Purpose & Decoupling: Kafka is used to decouple the Booking Service from post-booking actions.
Event Schema: BookingConfirmedEvent containing booking_id, user_id, and metadata.
Technical Selection: Kafka for high throughput and replayability (useful if the Notification Service needs to re-process failed emails).

Infrastructure (Optional)

Observability: Prometheus for metrics (Red/USE), Grafana for dashboards, and Jaeger for tracing the lifecycle of a reservation across services.
Distributed Coordination: Not explicitly needed beyond Redis locks for the MVP.
Wrap Up

Advanced Topics

Trade-offs (Consistency vs Availability): We prioritize Consistency (CP) for the booking flow to prevent double-booking. For the search/browsing flow, we prioritize Availability (AP) using read-replicas that might be slightly out of sync.
Reliability: We use a Saga Pattern (Choreography-based) to manage the distributed transaction between Booking and Payment.
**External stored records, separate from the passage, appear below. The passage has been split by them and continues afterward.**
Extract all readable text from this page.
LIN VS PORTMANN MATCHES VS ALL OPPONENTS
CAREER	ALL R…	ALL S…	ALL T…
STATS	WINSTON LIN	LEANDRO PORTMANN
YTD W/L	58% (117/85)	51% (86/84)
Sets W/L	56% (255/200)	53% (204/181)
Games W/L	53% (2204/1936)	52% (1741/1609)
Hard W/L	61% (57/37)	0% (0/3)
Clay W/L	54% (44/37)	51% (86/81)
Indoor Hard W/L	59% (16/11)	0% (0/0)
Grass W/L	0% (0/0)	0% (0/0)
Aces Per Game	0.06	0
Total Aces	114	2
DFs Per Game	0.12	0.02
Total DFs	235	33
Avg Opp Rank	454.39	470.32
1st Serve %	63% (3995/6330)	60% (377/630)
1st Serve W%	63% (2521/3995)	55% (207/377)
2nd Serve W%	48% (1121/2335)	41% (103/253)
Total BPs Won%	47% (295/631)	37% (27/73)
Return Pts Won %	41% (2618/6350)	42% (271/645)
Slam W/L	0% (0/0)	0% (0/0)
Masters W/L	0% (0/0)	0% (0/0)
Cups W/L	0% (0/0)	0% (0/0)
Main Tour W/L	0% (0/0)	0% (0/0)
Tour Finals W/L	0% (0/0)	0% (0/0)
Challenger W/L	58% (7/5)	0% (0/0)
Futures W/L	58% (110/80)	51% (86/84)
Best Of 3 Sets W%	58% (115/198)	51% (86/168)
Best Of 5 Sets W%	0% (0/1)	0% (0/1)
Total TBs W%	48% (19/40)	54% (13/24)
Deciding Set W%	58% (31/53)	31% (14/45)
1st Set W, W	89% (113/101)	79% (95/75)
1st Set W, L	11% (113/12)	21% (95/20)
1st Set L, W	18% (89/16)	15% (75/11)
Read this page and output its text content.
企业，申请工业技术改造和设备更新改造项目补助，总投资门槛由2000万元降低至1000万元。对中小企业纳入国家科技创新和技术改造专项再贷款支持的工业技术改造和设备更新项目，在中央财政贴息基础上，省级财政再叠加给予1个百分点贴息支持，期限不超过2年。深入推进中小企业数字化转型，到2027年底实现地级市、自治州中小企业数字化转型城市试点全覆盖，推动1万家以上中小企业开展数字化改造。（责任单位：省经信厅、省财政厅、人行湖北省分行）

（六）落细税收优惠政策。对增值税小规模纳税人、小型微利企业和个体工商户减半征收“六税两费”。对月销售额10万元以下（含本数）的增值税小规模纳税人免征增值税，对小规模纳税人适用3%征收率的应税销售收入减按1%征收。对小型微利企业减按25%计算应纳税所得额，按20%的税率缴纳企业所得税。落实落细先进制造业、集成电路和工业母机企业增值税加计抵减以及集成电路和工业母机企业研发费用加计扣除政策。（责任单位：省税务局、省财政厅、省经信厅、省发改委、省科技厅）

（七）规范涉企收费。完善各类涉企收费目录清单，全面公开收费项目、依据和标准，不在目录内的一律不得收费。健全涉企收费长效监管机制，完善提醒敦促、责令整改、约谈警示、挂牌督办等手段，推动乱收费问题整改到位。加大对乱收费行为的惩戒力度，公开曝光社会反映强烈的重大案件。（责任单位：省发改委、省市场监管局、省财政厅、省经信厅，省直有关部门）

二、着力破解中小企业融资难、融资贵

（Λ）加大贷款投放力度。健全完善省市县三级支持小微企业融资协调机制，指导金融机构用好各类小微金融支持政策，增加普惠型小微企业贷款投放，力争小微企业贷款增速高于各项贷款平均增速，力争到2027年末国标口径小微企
If the payment fails or times out, the Booking Service receives a message to release the seat locks.
Bottleneck Analysis: The Seat table in the DB could become a hotspot. Optimization: We perform the initial "Can I book?" check against the Redis cache. Only if Redis shows the seat is free do we attempt a DB transaction.
Security: PII (User emails/phones) is encrypted at rest. All payment processing is handled via PCI-compliant external providers (Stripe/Braintree) so we never store credit card numbers.
Distinguishing Insight: During a "Flash Sale" for a blockbuster, the system can implement Request Collapsing at the cache layer—if 1000 requests check for the same seat map in the same millisecond, the Search Service only performs one DB query and broadcasts the result to all callers.